Troubled Liftopia is reaching out to ski areas around the world with thoughts on preparting for next season. They say:
It’s been a difficult few months for our industry. With the sudden closure of ski resorts across the world, we all (and our customers!) experienced some challenges we’ve never faced before. But in the midst of it all, we’re optimistically thinking about the return of skiing next winter, and how ski areas might adjust their strategies and product offerings as a result of what’s happened this spring. You’re also likely thinking about how your strategy might differ next season, so we’ve put together a few strategy suggestions to guide your approach.
Given the general uncertainty consumers are feeling in the midst of these unprecedented times, offering a product mix for next season that includes more flexible options may give consumers the comfort they need to buy. For example, you can consider offering an “anytime” ticket or multi-packs for next season that aren’t tied to specific dates. Offering these types of products well ahead of next season can encourage your customers to commit to your resort before snow starts to fall. However, if you expect to run into capacity constraints with frequency, anytime tickets may not be the best strategy as you can’t control customer arrival.

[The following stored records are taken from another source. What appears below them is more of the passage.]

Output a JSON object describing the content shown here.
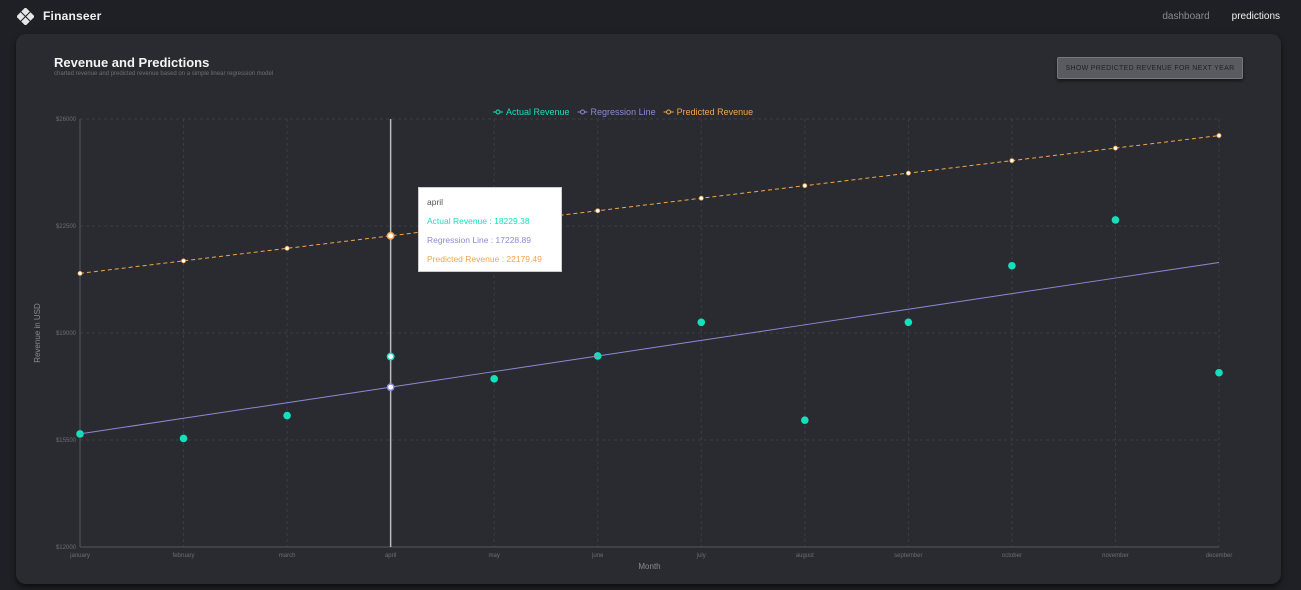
{
  "app": {
    "name": "Finanseer"
  },
  "nav": {
    "dashboard": "dashboard",
    "predictions": "predictions"
  },
  "panel": {
    "title": "Revenue and Predictions",
    "subtitle": "charted revenue and predicted revenue based on a simple linear regression model",
    "button": "SHOW PREDICTED REVENUE FOR NEXT YEAR"
  },
  "tooltip": {
    "label": "april",
    "actual": "Actual Revenue : 18229.38",
    "regression": "Regression Line : 17228.89",
    "predicted": "Predicted Revenue : 22179.49"
  },
  "colors": {
    "actual": "#14e0bd",
    "regression": "#8c89d6",
    "predicted": "#f2a64c",
    "grid": "#3c3d42"
  },
  "icons": {
    "logo": "diamond-cluster-logo"
  },
  "chart_data": {
    "type": "line",
    "categories": [
      "january",
      "february",
      "march",
      "april",
      "may",
      "june",
      "july",
      "august",
      "september",
      "october",
      "november",
      "december"
    ],
    "xlabel": "Month",
    "ylabel": "Revenue in USD",
    "ylim": [
      12000,
      26000
    ],
    "yticks": [
      "$12000",
      "$15500",
      "$19000",
      "$22500",
      "$26000"
    ],
    "grid": true,
    "legend_position": "top-center",
    "active_index": 3,
    "series": [
      {
        "name": "Actual Revenue",
        "style": "markers",
        "values": [
          15700,
          15550,
          16300,
          18229.38,
          17500,
          18250,
          19350,
          16150,
          19350,
          21200,
          22700,
          17700
        ]
      },
      {
        "name": "Regression Line",
        "style": "line",
        "values": [
          15700,
          16209.73,
          16719.46,
          17228.89,
          17738.62,
          18248.35,
          18758.08,
          19267.81,
          19777.54,
          20287.27,
          20797.0,
          21306.73
        ]
      },
      {
        "name": "Predicted Revenue",
        "style": "dashed",
        "values": [
          20950,
          21359.83,
          21769.66,
          22179.49,
          22589.32,
          22999.15,
          23408.98,
          23818.81,
          24228.64,
          24638.47,
          25048.3,
          25458.13
        ]
      }
    ]
  }
}
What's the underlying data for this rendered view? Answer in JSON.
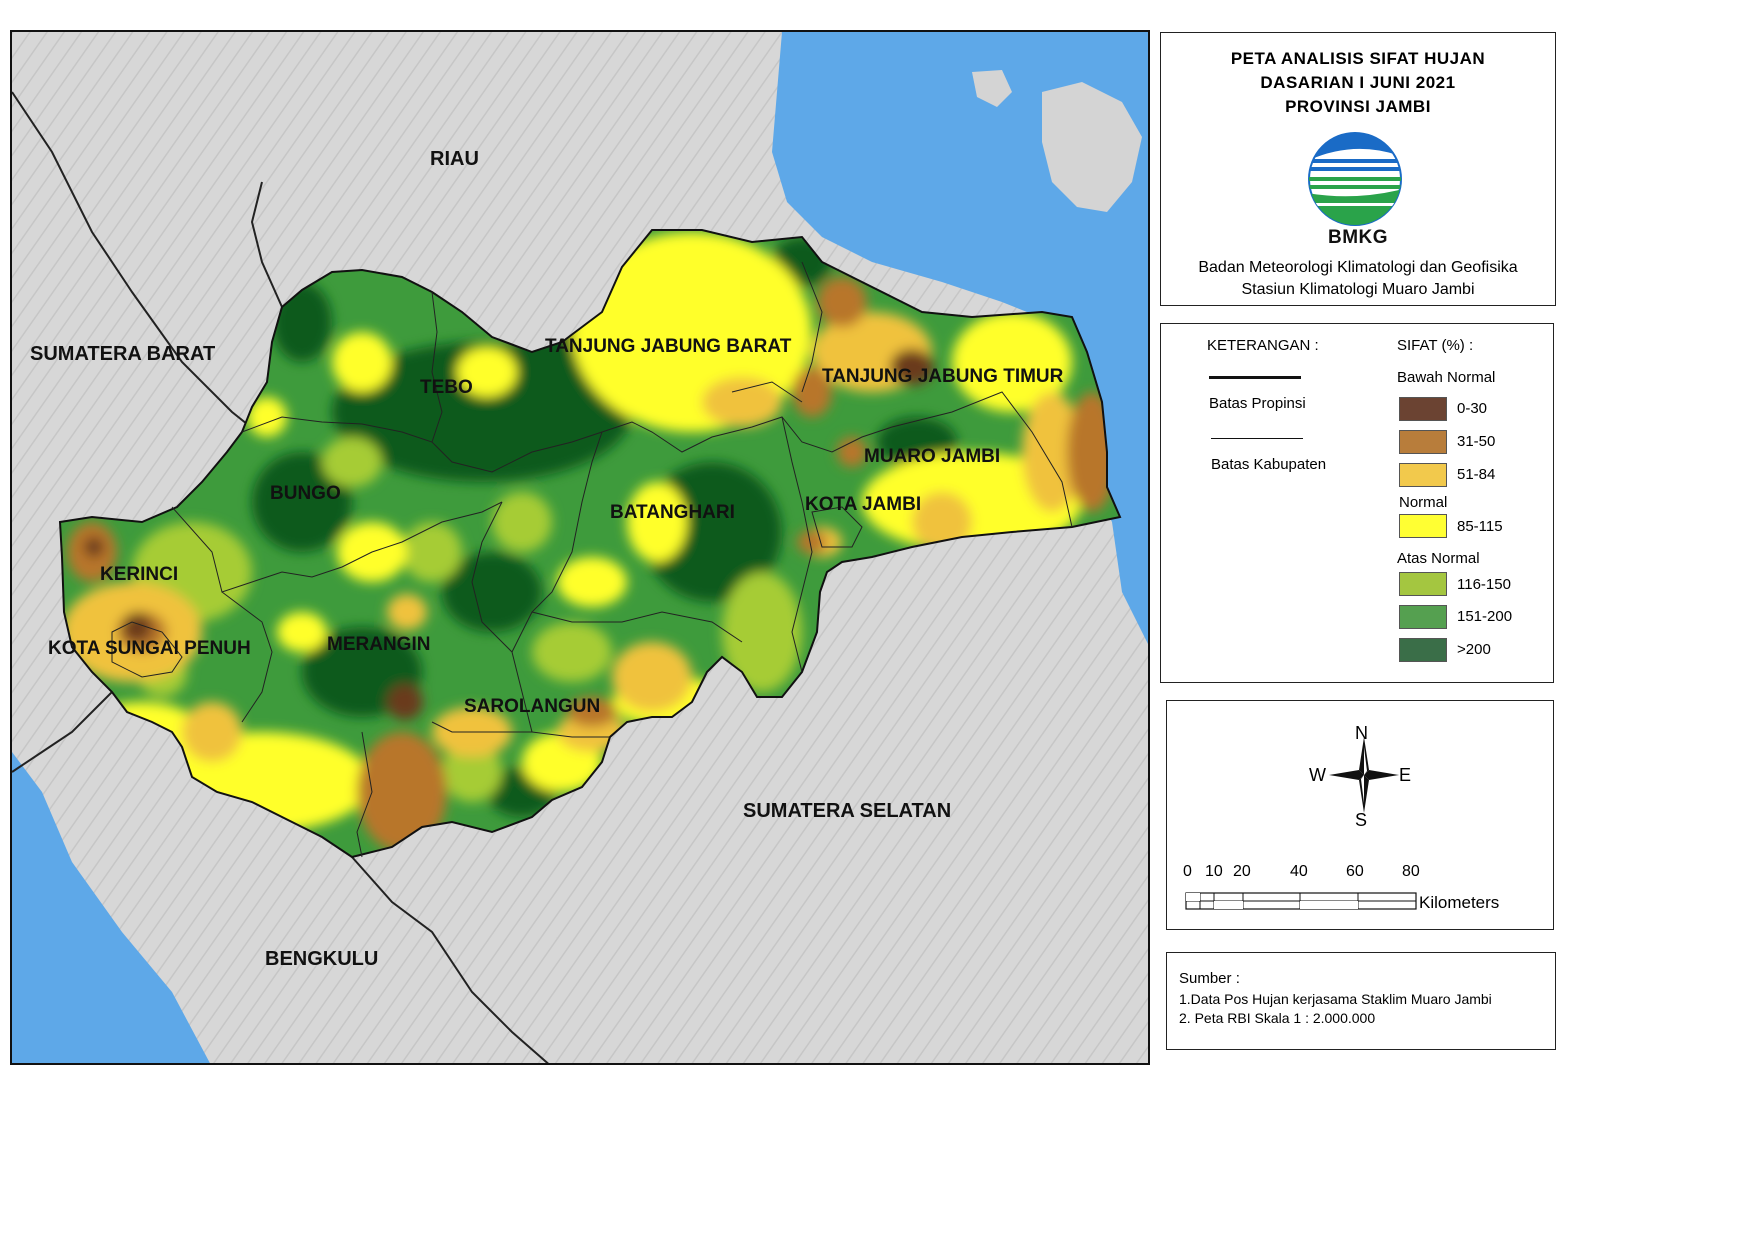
{
  "title": {
    "line1": "PETA ANALISIS SIFAT HUJAN",
    "line2": "DASARIAN I JUNI 2021",
    "line3": "PROVINSI JAMBI",
    "logo_text": "BMKG",
    "agency": "Badan Meteorologi Klimatologi dan Geofisika",
    "station": "Stasiun Klimatologi Muaro Jambi"
  },
  "map": {
    "neighbors": {
      "riau": "RIAU",
      "sumbar": "SUMATERA BARAT",
      "sumsel": "SUMATERA SELATAN",
      "bengkulu": "BENGKULU"
    },
    "regencies": {
      "tjb": "TANJUNG JABUNG BARAT",
      "tjt": "TANJUNG JABUNG TIMUR",
      "tebo": "TEBO",
      "bungo": "BUNGO",
      "muaro_jambi": "MUARO JAMBI",
      "kota_jambi": "KOTA JAMBI",
      "batanghari": "BATANGHARI",
      "kerinci": "KERINCI",
      "sungai_penuh": "KOTA SUNGAI PENUH",
      "merangin": "MERANGIN",
      "sarolangun": "SAROLANGUN"
    },
    "colors": {
      "sea": "#5aa6e6",
      "land": "#d4d4d4",
      "c0_30": "#6b3a1e",
      "c31_50": "#b8762a",
      "c51_84": "#f0c23c",
      "c85_115": "#ffff2a",
      "c116_150": "#a6cc34",
      "c151_200": "#3e9b3c",
      "c200": "#0d5a1a"
    }
  },
  "legend": {
    "heading": "KETERANGAN :",
    "sifat": "SIFAT (%) :",
    "batas_propinsi": "Batas Propinsi",
    "batas_kabupaten": "Batas Kabupaten",
    "bawah_normal": "Bawah Normal",
    "normal": "Normal",
    "atas_normal": "Atas Normal",
    "classes": [
      {
        "label": "0-30",
        "color": "#6b4332"
      },
      {
        "label": "31-50",
        "color": "#b87d3b"
      },
      {
        "label": "51-84",
        "color": "#f2c94c"
      },
      {
        "label": "85-115",
        "color": "#ffff33"
      },
      {
        "label": "116-150",
        "color": "#a4c640"
      },
      {
        "label": "151-200",
        "color": "#55a050"
      },
      {
        "label": ">200",
        "color": "#3a6e48"
      }
    ]
  },
  "compass": {
    "n": "N",
    "s": "S",
    "e": "E",
    "w": "W"
  },
  "scale": {
    "ticks": [
      "0",
      "10",
      "20",
      "40",
      "60",
      "80"
    ],
    "unit": "Kilometers"
  },
  "source": {
    "heading": "Sumber :",
    "line1": "1.Data Pos Hujan kerjasama Staklim Muaro Jambi",
    "line2": "2. Peta RBI Skala 1 : 2.000.000"
  }
}
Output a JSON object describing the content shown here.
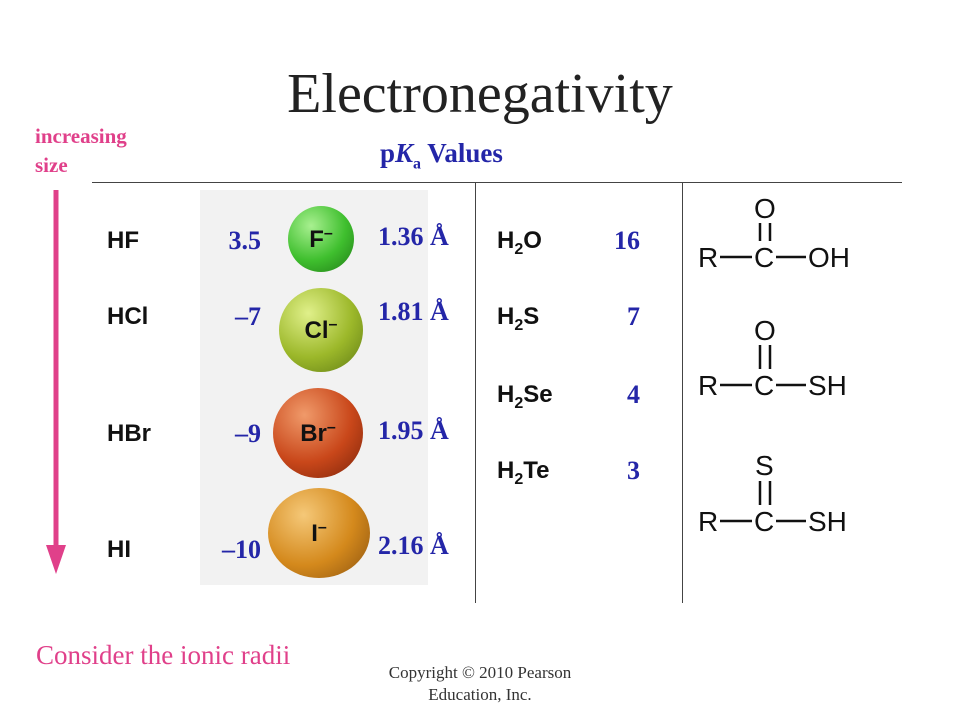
{
  "title": "Electronegativity",
  "side_label": {
    "line1": "increasing",
    "line2": "size"
  },
  "pka_header": {
    "p": "p",
    "K": "K",
    "a": "a",
    "rest": " Values"
  },
  "hydrogen_halides": [
    {
      "acid": "HF",
      "pka": "3.5",
      "ion": "F",
      "charge": "–",
      "radius": "1.36 Å",
      "color": "#3fbf2e"
    },
    {
      "acid": "HCl",
      "pka": "–7",
      "ion": "Cl",
      "charge": "–",
      "radius": "1.81 Å",
      "color": "#9cb82a"
    },
    {
      "acid": "HBr",
      "pka": "–9",
      "ion": "Br",
      "charge": "–",
      "radius": "1.95 Å",
      "color": "#c9471a"
    },
    {
      "acid": "HI",
      "pka": "–10",
      "ion": "I",
      "charge": "–",
      "radius": "2.16 Å",
      "color": "#d4891c"
    }
  ],
  "hydrides": [
    {
      "h": "H",
      "sub": "2",
      "el": "O",
      "pka": "16"
    },
    {
      "h": "H",
      "sub": "2",
      "el": "S",
      "pka": "7"
    },
    {
      "h": "H",
      "sub": "2",
      "el": "Se",
      "pka": "4"
    },
    {
      "h": "H",
      "sub": "2",
      "el": "Te",
      "pka": "3"
    }
  ],
  "structures": [
    {
      "top": "O",
      "R": "R",
      "C": "C",
      "end": "OH"
    },
    {
      "top": "O",
      "R": "R",
      "C": "C",
      "end": "SH"
    },
    {
      "top": "S",
      "R": "R",
      "C": "C",
      "end": "SH"
    }
  ],
  "footer": "Consider the ionic radii",
  "copyright": {
    "line1": "Copyright © 2010 Pearson",
    "line2": "Education, Inc."
  },
  "colors": {
    "accent_pink": "#e0408a",
    "value_blue": "#2426a8"
  }
}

Payment Plan Options for Season Passes
Since season passes are bigger ticket items, giving customers the ability to spread their payment over set installments can also increase their likelihood of buying. Instead of paying the entire sum upfront, payment plans allow customers to submit their payments in smaller amounts spread over a schedule you can control.
Starting Price Points for Dated Strategies
We often see ski areas lean towards increases in window rate year-over-year paired with comparable increases in starting price point. Given the economic impact we’ve all seen and experienced so far, keeping the cost of skiing affordable and accessible will be more important than ever. One strategy we’ve seen work well for ski areas in prior seasons (well before the prospect of a global pandemic) is to offer a promotional starting tier of pricing at limited quantities during the summer months to encourage advanced buying behavior. This tier of pricing can be removed from pricing plans on a specific date, if desired.
We don’t recommend lowering your window price, because it’s difficult to back away from that change. Be wary of retreating from your existing window rates when you can always adjust online prices to move up when demand returns.
Of course, effective marketing is key to sending traffic to your website and online store, and getting eyes on your products. The goal of that messaging should be to educate your customers on the anatomy of a pricing strategy just enough so they know to “buy in advance and save” (e.g. the best price is always available now, because prices move up as tickets sell).